Nach meiner Erfahrung macht es süchtig,
das Leben im menschlichen Grenzbereich zu kosten.
Nicht nur nicht auf dem Gebiet
alberner Macho-Heldentaten des 19.Jahrhunderts,
sondern auch im Bereich des Bauchspeicheldrüsenkrebs
gibt es süchtig Machendes und in meinem Fall
sind Polarexpeditionen nicht weit entfernt
von einer Cracksucht.
Schwer zu erklären, wie gut es ist,
bevor Sie es probiert haben.
Aber es hat auch die Neigung,
mein ganzes Geld aufzuzehren,
und jede Beziehung zu ruinieren,
seien Sie also vorsichtig, was Sie sich wünschen.

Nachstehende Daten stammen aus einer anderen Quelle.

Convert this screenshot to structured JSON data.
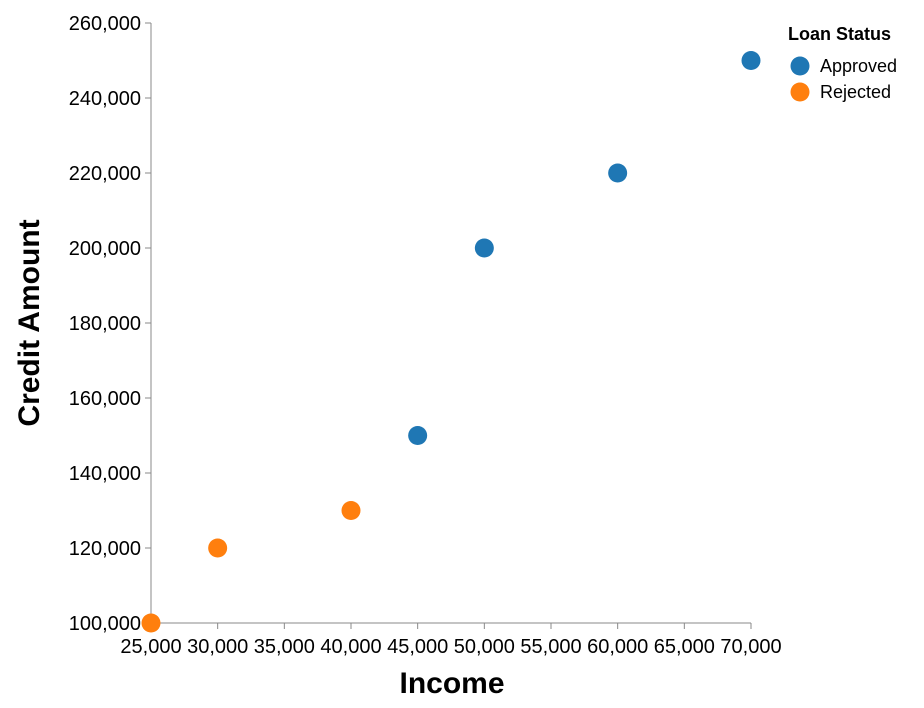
{
  "chart_data": {
    "type": "scatter",
    "xlabel": "Income",
    "ylabel": "Credit Amount",
    "xlim": [
      25000,
      70000
    ],
    "ylim": [
      100000,
      260000
    ],
    "x_ticks": [
      25000,
      30000,
      35000,
      40000,
      45000,
      50000,
      55000,
      60000,
      65000,
      70000
    ],
    "x_tick_labels": [
      "25,000",
      "30,000",
      "35,000",
      "40,000",
      "45,000",
      "50,000",
      "55,000",
      "60,000",
      "65,000",
      "70,000"
    ],
    "y_ticks": [
      100000,
      120000,
      140000,
      160000,
      180000,
      200000,
      220000,
      240000,
      260000
    ],
    "y_tick_labels": [
      "100,000",
      "120,000",
      "140,000",
      "160,000",
      "180,000",
      "200,000",
      "220,000",
      "240,000",
      "260,000"
    ],
    "grid": false,
    "legend": {
      "title": "Loan Status",
      "placement": "top-right"
    },
    "series": [
      {
        "name": "Approved",
        "color": "#1f77b4",
        "points": [
          {
            "x": 45000,
            "y": 150000
          },
          {
            "x": 50000,
            "y": 200000
          },
          {
            "x": 60000,
            "y": 220000
          },
          {
            "x": 70000,
            "y": 250000
          }
        ]
      },
      {
        "name": "Rejected",
        "color": "#ff7f0e",
        "points": [
          {
            "x": 25000,
            "y": 100000
          },
          {
            "x": 30000,
            "y": 120000
          },
          {
            "x": 40000,
            "y": 130000
          }
        ]
      }
    ]
  }
}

Mallory postulierte, dass es in Menschen etwas gibt,
das auf die Herausforderung des Berges reagiert,
und ich frage mich, ob es etwas mit
der Herausforderung selbst zu tun hat;
mit dem Streben, und insbesondere
mit den grossen, unerledigten Herausforderungen,
denen die Menschheit gegenübersteht.
Für mich ist das der Fall.
Es gibt noch eine unerledigte Herausforderung,
die mir fast mein ganzes Erwachsenenleben zuruft.
Viele von Ihnen kennen die Geschichte.
Das ist ein Foto von Captain Scott und seinem Team.

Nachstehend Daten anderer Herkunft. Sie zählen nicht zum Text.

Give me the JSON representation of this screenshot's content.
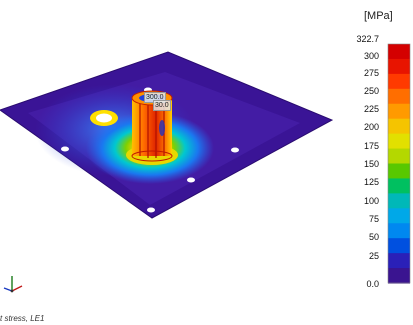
{
  "unit_label": "[MPa]",
  "colorbar": {
    "ticks": [
      "322.7",
      "300",
      "275",
      "250",
      "225",
      "200",
      "175",
      "150",
      "125",
      "100",
      "75",
      "50",
      "25",
      "0.0"
    ],
    "colors": [
      "#d40000",
      "#e81400",
      "#ff3a00",
      "#ff6e00",
      "#ff9a00",
      "#f5c400",
      "#e2e000",
      "#b4d800",
      "#58c800",
      "#00c060",
      "#00b8b8",
      "#00a8e8",
      "#0088f0",
      "#0050e0",
      "#2a20b8",
      "#3a1490"
    ]
  },
  "annotations": [
    "300.0",
    "30.0"
  ],
  "caption": "t stress, LE1",
  "triad_icon": "coordinate-triad-icon"
}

Scott versuchte vor über einhundert Jahren
als Erster den Südpol zu erreichen.
Niemand wusste was dort war. Es war damals
völlig unerforscht. Wir wussten mehr
über die Mondoberfläche
als von der Antarktis.
Scott wurde, wie viele wissen, von Roald Amundsen
und seinem norwegischer Team geschlagen,
die Hunde und Schlitten benutzten.
Scotts Team war zu Fuss,
alle 5 trugen Geschirre und schleppten Schlitten.
Und als sie den Südpol erreichten,
fanden sie die norwegische Fahne vor.
Sie waren ziemlich verbittert und demoralisiert.
Alle kehrten um und begannen
zur Küste zurückzulaufen,
und alle fünf starben auf diesem Rückweg.
Es gibt heute ein Missverständnis, dass alles,
auf dem Gebiet der Erforschung und Abenteuer,
schon gemacht wurde.
Wenn ich über die Antarktis rede, sagen die Leute oft:
"Das ist interessant, aber hat das nicht gerade
der Blue Peter-Moderator mit dem Fahrrad getan?"
Oder: "Schön. Wissen Sie, meine Oma macht
nächstes Jahr eine Kreuzfahrt in die Antarktis.
Besteht die Chance, dass Sie sie dort sehen?"
(Gelächter)
Aber Scotts Reise ist noch unvollendet.
Niemand ist jemals von der Antarktisküste
zum Südpol und zurück gelaufen.
Es ist wohl die kühnste Bestrebung
des goldenen Zeitalters der Erforschung,
und es schien mir höchste Zeit, nach alldem
was wir im vergangenen Jahrhundert entdeckt haben,
von Skorbut zu Solarkollektoren,
dass jemand die Aufgabe vollendet.
Genau das habe ich vor.
Nächstes Jahr um diese Zeit,
im Oktober, leite ich ein Dreierteam.
Wir werden 4 Monate für diesen Rückweg brauchen.
Das ist das Ausmaß. Die rote Linie
ist auf halbem Weg zum Südpol.
Wir müssen dort umkehren und zurücklaufen.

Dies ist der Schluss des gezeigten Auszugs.